Como ler este sintoma, o da des-autorização dos pais? Será que as alterações legais que têm existido nos últimos anos conjuntamente com as práticas psicopedagógicas (diga-se que uma grande parte delas muito pouco lúcidas) que se procuram instituir tem algum contributo?

Parece-me, sem dúvida, que a psicopedagogia é o substituto da autoridade parental, é o saber do qual os pais se socorrem na educação dos filhos perante a confirmação da impotência da sua autoridade. Lacan nos 60 e 70 já fazia a leitura do impacte na contemporaneidade do que ele designou o declínio da função paterna. No programa "Portugal: Um retrato Social" do António Barreto na RTP1, pude assistir a qualquer coisa dessa ordem: os pais às 5h da manhã à espera que os seus filhos de 14 e 15 anos saissem das discotecas. É um fenómeno novo, interessante e bastante ilustrativo do desamparo (hilflosigkeit) dos pais face à educação dos filhos, até porque é sobre as gerações mais novas que os imperativos da sociedade de consumo parecem ter mais sucesso.

5 - Novo género de videojogos dedica-se à saúde mental: Um grupo de produtores de jogos estão a desenvolver um novo género, que, segundo alegam, ajuda a melhorar a auto-estima e a saúde mental dos utilizadores. O canadiano Mark Baldwin, professor de psicologia na McGill University espera que o jogo faça com que as pessoas «se sintam bem com elas próprias». O videojogo, criado com base em pesquisas sobre psicologia social, pretende que os jogadores seleccionem um rosto sorridente e aprovador por entre um conjunto de outras caretas, tentando condicioná-los a procurar a aceitação e ignorar a rejeição.

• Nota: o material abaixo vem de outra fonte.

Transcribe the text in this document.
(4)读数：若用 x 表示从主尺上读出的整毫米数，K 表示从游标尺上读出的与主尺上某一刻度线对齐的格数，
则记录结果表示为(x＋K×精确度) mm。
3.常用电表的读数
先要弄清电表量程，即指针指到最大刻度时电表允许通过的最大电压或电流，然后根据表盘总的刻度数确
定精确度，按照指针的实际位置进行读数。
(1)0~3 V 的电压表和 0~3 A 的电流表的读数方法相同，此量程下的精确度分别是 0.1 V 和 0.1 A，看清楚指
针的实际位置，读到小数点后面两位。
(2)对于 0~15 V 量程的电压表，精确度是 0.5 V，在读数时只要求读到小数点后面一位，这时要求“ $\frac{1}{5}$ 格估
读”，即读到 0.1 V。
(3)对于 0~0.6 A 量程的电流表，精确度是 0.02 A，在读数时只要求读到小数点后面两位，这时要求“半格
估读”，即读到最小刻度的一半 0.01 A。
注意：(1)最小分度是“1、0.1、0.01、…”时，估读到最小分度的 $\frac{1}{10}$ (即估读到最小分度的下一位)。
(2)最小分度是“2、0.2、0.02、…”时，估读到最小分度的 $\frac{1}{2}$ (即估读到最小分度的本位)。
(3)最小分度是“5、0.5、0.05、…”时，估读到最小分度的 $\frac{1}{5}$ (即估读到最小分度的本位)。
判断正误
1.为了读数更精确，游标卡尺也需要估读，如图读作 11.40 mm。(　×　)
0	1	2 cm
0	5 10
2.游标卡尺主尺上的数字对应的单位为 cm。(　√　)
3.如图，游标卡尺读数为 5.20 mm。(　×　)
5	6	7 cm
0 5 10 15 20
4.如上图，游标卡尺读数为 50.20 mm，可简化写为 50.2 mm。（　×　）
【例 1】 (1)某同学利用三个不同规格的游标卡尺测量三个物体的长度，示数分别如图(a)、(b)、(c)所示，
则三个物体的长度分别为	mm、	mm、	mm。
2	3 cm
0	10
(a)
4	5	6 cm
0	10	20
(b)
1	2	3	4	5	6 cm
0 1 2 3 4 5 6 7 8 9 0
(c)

Não deixa de ser tentador confrontar esta tese com uma outra: segundo Ralf Thalemann, do Instituto de Medicina Psicológica da Universidade Charité de Berlim, no V Fórum Europeu de Investigadores de Neurociência, afirma que os videojogos criam dependência e actuam sobre o cérebro da mesma maneira que o álcool ou a cannabis.

Deste confronto coloco-me uma questão: serão esses videojogos dedicados à saúde mental uma metáfora do colete farmacológico?

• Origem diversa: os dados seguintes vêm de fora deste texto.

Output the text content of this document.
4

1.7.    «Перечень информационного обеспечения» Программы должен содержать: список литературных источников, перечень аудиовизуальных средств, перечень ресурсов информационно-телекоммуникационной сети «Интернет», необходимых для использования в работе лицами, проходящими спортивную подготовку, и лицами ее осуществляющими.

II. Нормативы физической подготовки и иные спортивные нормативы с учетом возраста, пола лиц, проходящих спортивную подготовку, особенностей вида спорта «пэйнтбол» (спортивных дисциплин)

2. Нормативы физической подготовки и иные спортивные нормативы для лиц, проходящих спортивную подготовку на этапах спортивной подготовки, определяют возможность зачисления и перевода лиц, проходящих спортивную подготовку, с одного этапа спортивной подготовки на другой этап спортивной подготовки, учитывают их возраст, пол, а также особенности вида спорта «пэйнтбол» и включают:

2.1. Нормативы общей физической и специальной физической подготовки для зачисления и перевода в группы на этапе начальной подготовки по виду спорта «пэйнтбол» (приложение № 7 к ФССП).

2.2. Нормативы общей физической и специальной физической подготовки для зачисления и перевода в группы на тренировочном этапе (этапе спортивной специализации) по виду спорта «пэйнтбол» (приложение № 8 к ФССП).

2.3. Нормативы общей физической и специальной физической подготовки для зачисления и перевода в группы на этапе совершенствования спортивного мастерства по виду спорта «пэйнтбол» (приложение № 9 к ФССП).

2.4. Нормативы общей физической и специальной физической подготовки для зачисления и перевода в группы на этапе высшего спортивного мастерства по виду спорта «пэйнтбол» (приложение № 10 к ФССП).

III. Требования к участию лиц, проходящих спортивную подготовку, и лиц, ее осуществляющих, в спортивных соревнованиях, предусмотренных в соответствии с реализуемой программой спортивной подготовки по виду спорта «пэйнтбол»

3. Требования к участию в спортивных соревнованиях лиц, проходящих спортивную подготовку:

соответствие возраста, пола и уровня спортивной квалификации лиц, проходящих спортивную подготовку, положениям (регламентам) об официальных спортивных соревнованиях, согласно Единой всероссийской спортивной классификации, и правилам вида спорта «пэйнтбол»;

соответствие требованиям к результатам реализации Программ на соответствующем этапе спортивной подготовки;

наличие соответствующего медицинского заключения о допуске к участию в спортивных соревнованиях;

O que me leva a uma outra questão: não farão parte das disciplinas do corpo, dos objectivos da actual estrutura de dominação que é o discurso do capitalismo, um grande conjunto de saberes e práticas provenientes da psicologia, da psiquiatria e das neurociências, na medida em que, actualmente, são práticas que concorrem para a domesticação do sujeito sob a dissimuladora designação de 're-educação emocional/afectiva', práticas legitimadas sob a alçada de interesses obscuros de dominação social?


6 - Segundo uma pesquisa do grupo Gartner, No ano de 2010, 70% da população nas nações desenvolvidas passará 10 vezes mais tempo por dia a interagir com pessoas no mundo virtual do que no mundo físico.

Face às dificuldades que se tem em domesticar o Real, recalcitrante por natureza, talvez as possibilidades de sucesso de uma estrutura de dominação sejam superiores num mundo virtual à similar Matrix dos irmãos Wachowski. Com um bocado de sorte, talvez possamos ser acompanhados pelos nossos cães.